Eleven Bits of Advice That Changed My Life


There’s an old saying: “Good judgement comes from experience, and a lot of that comes from bad judgement.” We are usually qualified to give advice on a particular matter only after we’ve screwed it up in spectacular fashion. With that in mind, here are eleven nuggets of wisdom that I can pass on from an expert perspective:

1. It’s just a job, not your life. – Various

Similar to the famous Dave Barry quote “You should not confuse your career with your life,” I’ve been given this advice from several people over the years. However, I never truly understood it until my wife provided this wisdom in the depths of my public accounting-induced PTSD several years ago. Only then did I realize I am not my career, and I should not define myself by it. I had inadvertently made it my primary reason for existence and I was miserable. I realized I should instead define myself by my passions and by what brings me happiness and fulfillment.

2. A mule in a tuxedo is still a mule. – American proverb

Similar to the anecdote of putting lipstick on a pig, this adage reminds us that appearances can be deceiving. We live in an age and in a society where authenticity is a lost art. Nothing and no one seem to be what they truly are, and we must exercise a great deal of caution and wisdom before we measure anything at face value. I always get burned when I don’t.

3. The price of anything is the amount of life you exchange for it. – Henry David Thoreau

This is one of the greatest observations about the human condition, written by one of the greatest authors in modern history, from one of the greatest books about the human condition. Our consumerist culture too often measures cost in dollars. Yet our most precious resource is time—we are given a limited amount and we can’t make more. Spend it wisely.

4. If you’re fitting in you’re doing something wrong. – My wife

My wife, in another instance of uncanny wisdom (she has quite a few), also provided this truth nugget while I was working at a company where I felt more out of place than I did even in public accounting. Virtually none of my peers seemed to share my values, principles, or convictions. It was here I finally realized we are not meant to conform to others, but instead to find a place where we can be true to ourselves. You are not in the right situation when you feel you have to change in order to fit in.

5. Never miss a good chance to shut up. – Will Rogers

There are talk shows, talk radio, talking heads, talking points, Ted Talks, and talk TV. We talk trash, talk back, talk dirty, and we talk down. But rarely these days do we listen, and when we do, we often listen with the intent to reply instead of understand. Most of what I’ve learned in life was learned when I shut up and listened. We would all do well to shut up a little more often.

6. Don’t let the bastards get you down. – Gen. Joseph Stilwell kept this motto at his desk in its Latin form (“Get” may be better translated to “grind”, but I like “get”).
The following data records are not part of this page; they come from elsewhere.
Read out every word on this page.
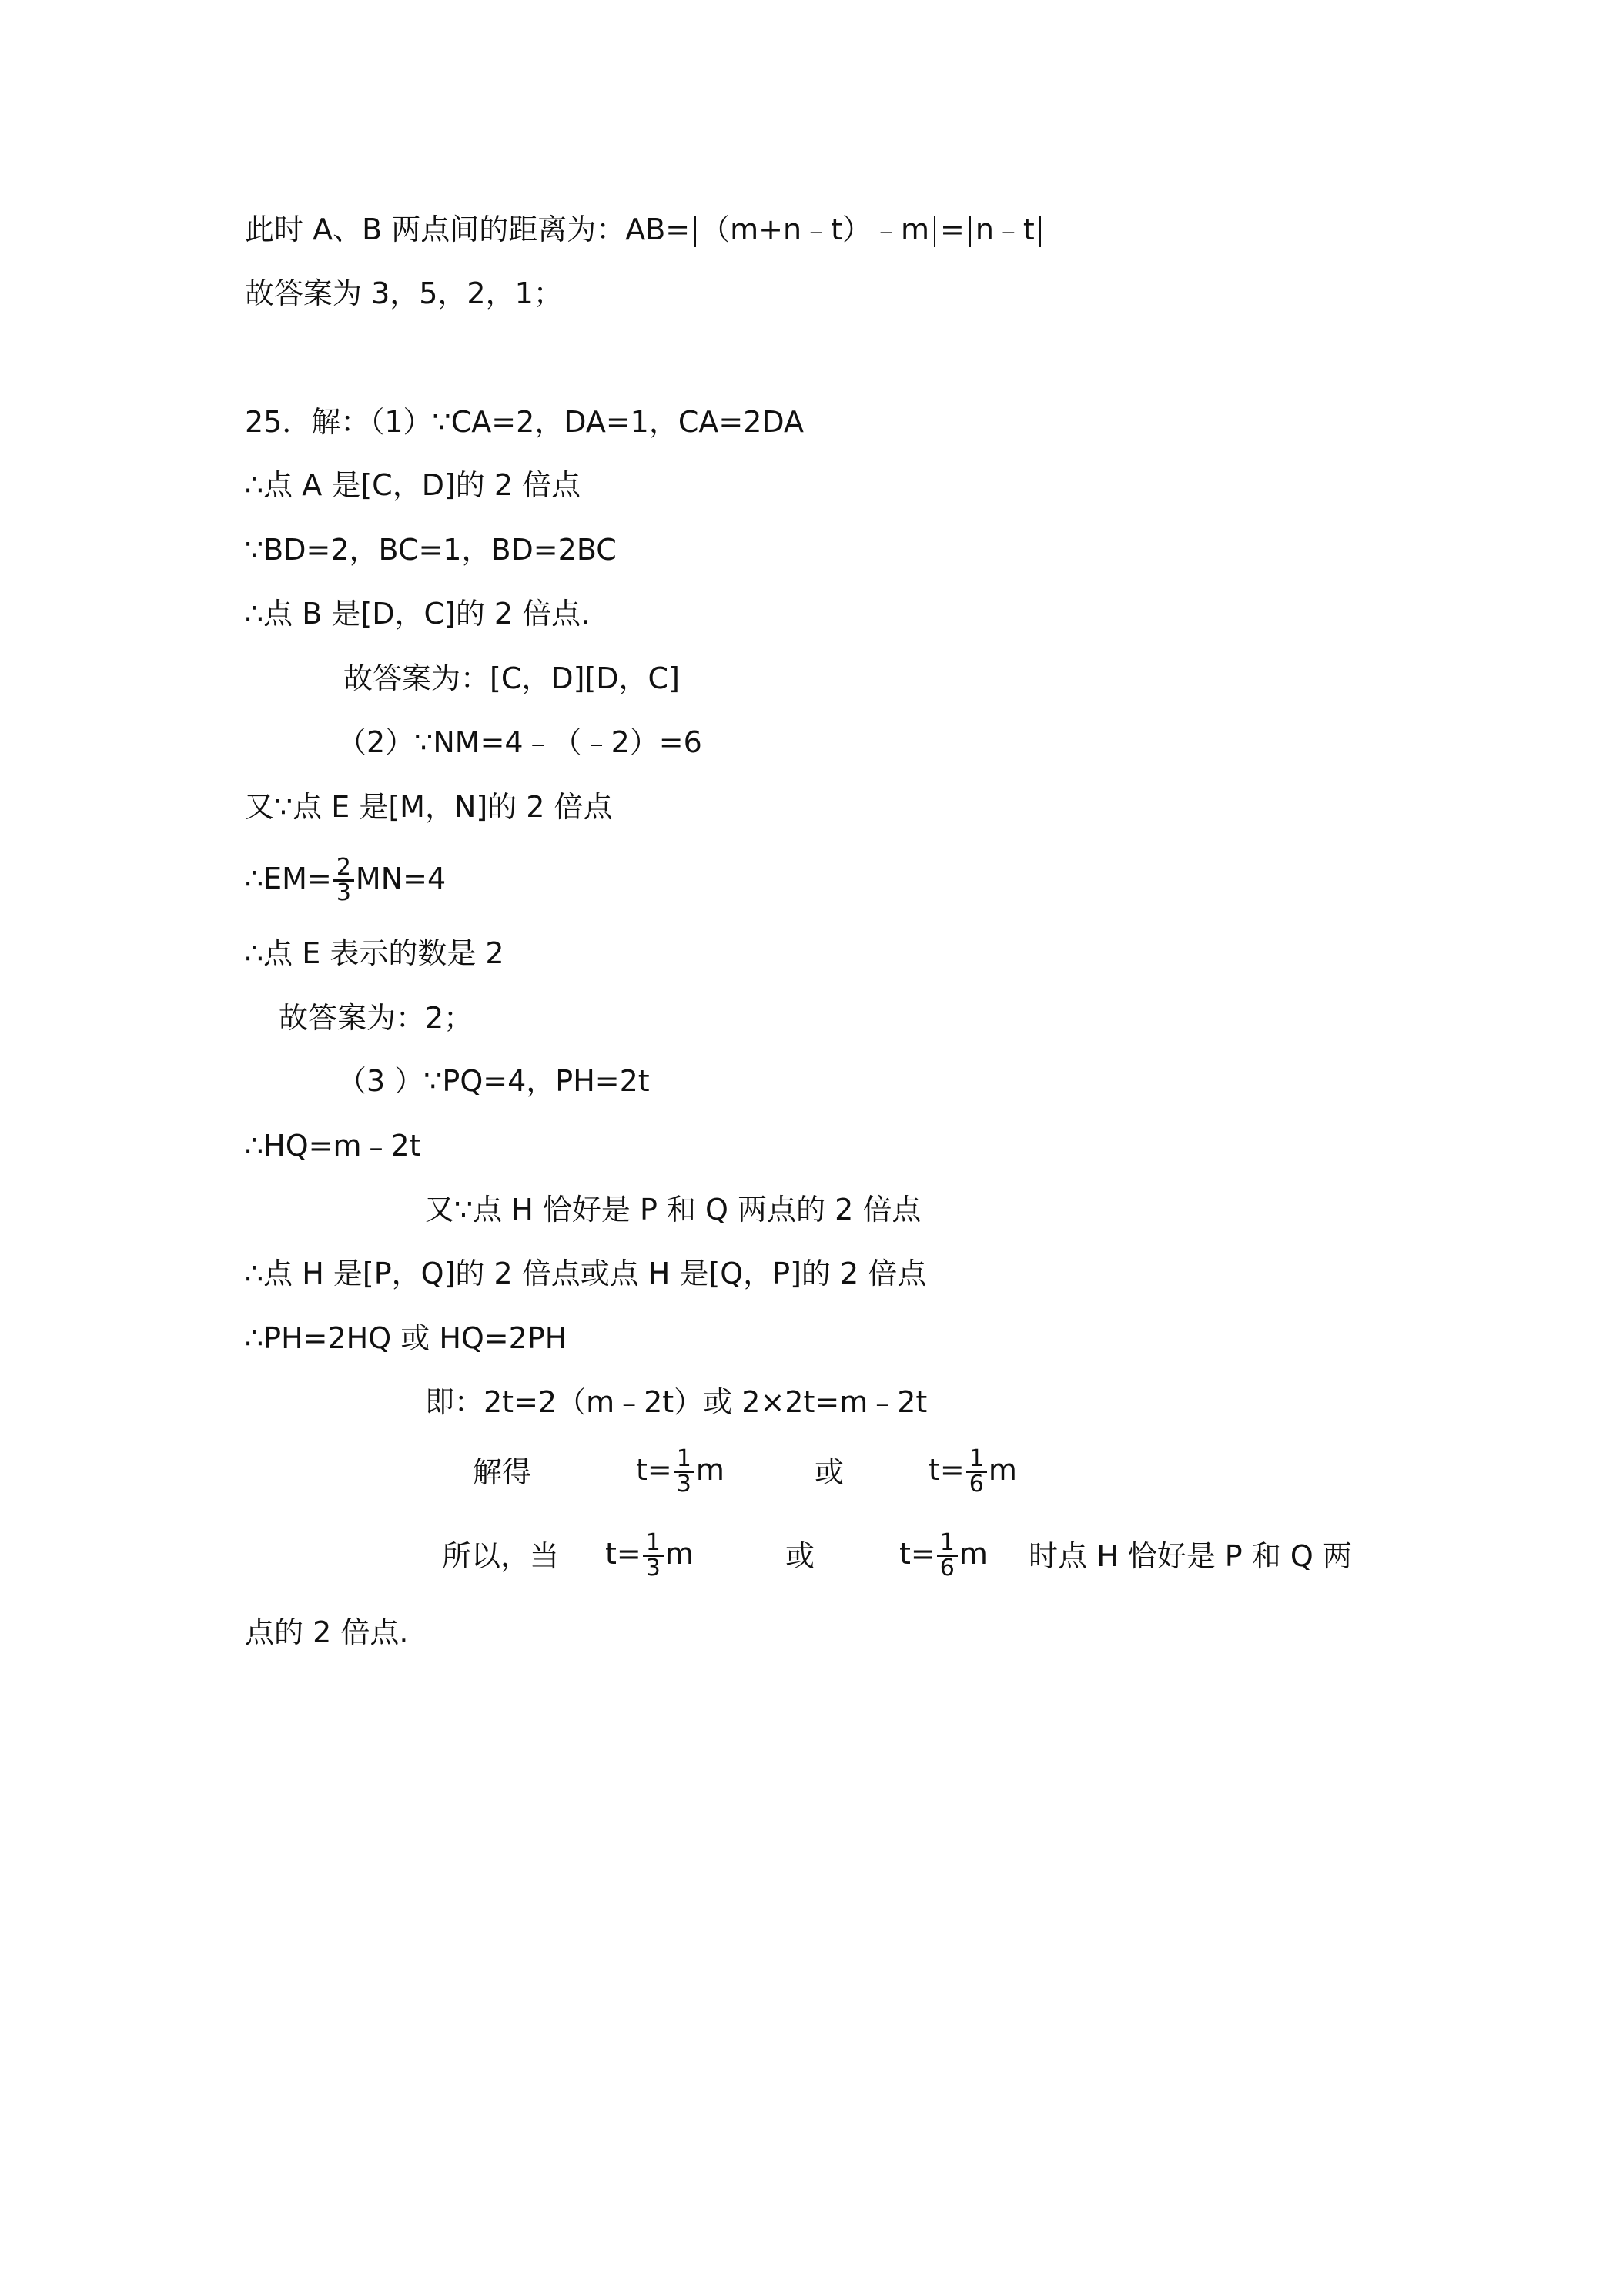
此时 A、B 两点间的距离为：AB= （m+n﹣t）﹣m = n﹣t
故答案为 3，5，2，1；
25．解：（1）∵CA=2，DA=1，CA=2DA
∴点 A 是[C，D]的 2 倍点
∵BD=2，BC=1，BD=2BC
∴点 B 是[D，C]的 2 倍点.
故答案为：[C，D][D，C]
（2）∵NM=4﹣（﹣2）=6
又∵点 E 是[M，N]的 2 倍点
∴EM= $\frac{2}{3} MN=4$
∴点 E 表示的数是 2
故答案为：2；
（3 ）∵PQ=4，PH=2t
∴HQ=m﹣2t
又∵点 H 恰好是 P 和 Q 两点的 2 倍点
∴点 H 是[P，Q]的 2 倍点或点 H 是[Q，P]的 2 倍点
∴PH=2HQ 或 HQ=2PH
即：2t=2（m﹣2t）或 2×2t=m﹣2t
解得	$t= \frac{1}{3}$ m	或	$t= \frac{1}{6}$ m
所以，当 $t= \frac{1}{3}$ m	或	$t= \frac{1}{6}$ m 时点 H 恰好是 P 和 Q 两
点的 2 倍点.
I have met a staggering number of assholes in my life. I endured more than fifteen years in the exasperating cesspool of self-interest, irreverence, and greed that is corporate America. I eventually escaped, and in slowly recovering I rediscovered the joy and fulfillment in pursuing my own interests and passions. My takeaway: remove the assholes from your life as quickly as you can before they can affect your mental state.

7. Never let so much reality into your life that there’s no room left for dreaming. – Unknown

It’s easy to get off-course in the day to day routine of living. Paying bills, rushing the kids to school, taking out the trash, and the grinding responsibilities of our jobs consume our lives. If you realize this happening to you, break the habit by introducing a few minutes each day examining your dreams. Then start taking small steps toward reaching them. We are not meant to just pay bills and die.
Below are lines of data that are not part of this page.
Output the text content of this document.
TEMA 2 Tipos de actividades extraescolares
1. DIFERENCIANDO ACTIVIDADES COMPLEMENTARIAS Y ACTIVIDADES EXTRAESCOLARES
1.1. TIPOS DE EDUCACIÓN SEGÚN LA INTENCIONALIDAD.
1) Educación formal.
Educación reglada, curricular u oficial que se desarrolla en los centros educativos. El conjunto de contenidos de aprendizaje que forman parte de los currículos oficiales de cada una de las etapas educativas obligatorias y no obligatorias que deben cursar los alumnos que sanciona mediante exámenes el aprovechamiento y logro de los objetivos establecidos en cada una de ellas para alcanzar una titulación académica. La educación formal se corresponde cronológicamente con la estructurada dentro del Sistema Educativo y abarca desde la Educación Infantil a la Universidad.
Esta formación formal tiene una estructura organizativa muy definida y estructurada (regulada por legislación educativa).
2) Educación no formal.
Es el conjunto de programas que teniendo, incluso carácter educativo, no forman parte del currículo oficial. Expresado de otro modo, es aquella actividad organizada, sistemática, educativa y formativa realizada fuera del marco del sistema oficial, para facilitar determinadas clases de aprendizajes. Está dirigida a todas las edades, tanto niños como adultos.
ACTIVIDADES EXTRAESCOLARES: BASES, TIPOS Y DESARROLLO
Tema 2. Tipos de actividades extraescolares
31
8. The best things in life aren’t things. – Art Buchwald

We live in the most consumer-driven society the world has ever known. Advertising executives do a fantastic job convincing us that we will be happier if we buy a new car, TV, smart phone (to replace the other new one we bought last year), or an infinite amount of other new “things.” But inevitably, once obtained these things only leave us empty and wanting more. Fill your life with intangibles—experiences that provide memories, knowledge that grants us wisdom, or generosity that fills your soul. Those are the best “things.”
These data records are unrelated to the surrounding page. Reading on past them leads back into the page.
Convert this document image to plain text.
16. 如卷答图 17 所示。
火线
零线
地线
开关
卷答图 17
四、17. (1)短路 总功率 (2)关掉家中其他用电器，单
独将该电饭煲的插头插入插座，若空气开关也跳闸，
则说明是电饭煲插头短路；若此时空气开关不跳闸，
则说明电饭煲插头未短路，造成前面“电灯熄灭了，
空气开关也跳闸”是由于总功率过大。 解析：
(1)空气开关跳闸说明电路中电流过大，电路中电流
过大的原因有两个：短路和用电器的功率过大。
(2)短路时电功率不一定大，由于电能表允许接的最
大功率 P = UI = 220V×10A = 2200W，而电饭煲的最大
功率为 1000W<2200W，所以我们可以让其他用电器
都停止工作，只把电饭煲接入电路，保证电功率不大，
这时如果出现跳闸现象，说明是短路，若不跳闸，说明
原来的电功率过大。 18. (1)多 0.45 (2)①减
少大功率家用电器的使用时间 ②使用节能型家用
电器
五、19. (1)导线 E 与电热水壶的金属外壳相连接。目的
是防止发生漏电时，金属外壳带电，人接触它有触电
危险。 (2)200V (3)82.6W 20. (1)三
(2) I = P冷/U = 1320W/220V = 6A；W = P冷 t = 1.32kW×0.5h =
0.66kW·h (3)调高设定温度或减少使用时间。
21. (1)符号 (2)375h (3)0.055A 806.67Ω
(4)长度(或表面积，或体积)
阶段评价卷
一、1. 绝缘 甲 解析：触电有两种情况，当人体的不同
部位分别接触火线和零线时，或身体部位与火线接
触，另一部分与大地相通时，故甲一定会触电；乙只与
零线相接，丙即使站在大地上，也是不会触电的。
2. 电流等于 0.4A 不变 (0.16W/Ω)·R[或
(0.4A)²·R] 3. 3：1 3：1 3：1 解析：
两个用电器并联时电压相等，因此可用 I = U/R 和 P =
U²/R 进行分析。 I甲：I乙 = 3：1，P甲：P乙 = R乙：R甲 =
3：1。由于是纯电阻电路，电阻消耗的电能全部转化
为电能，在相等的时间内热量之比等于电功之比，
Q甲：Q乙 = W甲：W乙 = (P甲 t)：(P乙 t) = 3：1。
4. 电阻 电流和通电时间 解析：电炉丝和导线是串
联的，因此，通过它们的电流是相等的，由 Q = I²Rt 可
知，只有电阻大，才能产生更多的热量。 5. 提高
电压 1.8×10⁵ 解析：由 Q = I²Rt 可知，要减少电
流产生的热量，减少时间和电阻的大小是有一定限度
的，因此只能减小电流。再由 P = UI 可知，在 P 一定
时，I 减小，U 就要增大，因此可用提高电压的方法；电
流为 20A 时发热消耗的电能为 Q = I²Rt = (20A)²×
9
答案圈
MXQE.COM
9. Most of the things you worry about never happen. – American proverb

Try this experiment. Keep track of what you worry about every day. Write down each worry on a list, and then cross off each worry that eventually does happen. After a short time, you’ll discover you won’t cross off many worries. Our minds are often our own worst enemies, generating multiple worst case scenarios that ultimately never happen.

10. Yes dear, I’m sorry. – Trevor Shurtleff

Shortly before my wife and I were married, my nephew-in-law delivered this advice—a simple phrase I should use every time my wife and I disagreed. He was 13 at the time. Smart kid.

11. If your life is free of failures, you’re probably not taking enough risks. – H. Jackson Brown, Jr.

Our society views failure as unacceptable, and it’s making us risk averse and afraid to be bold. We need to accept failure as a positive outcome in many situations. Google, usually at the forefront of progressive thinking, is already doing this—read about it here. Life is not a spectator sport. Push your boundaries and move outside your comfort zones. This involves both risk and failure, so embrace them.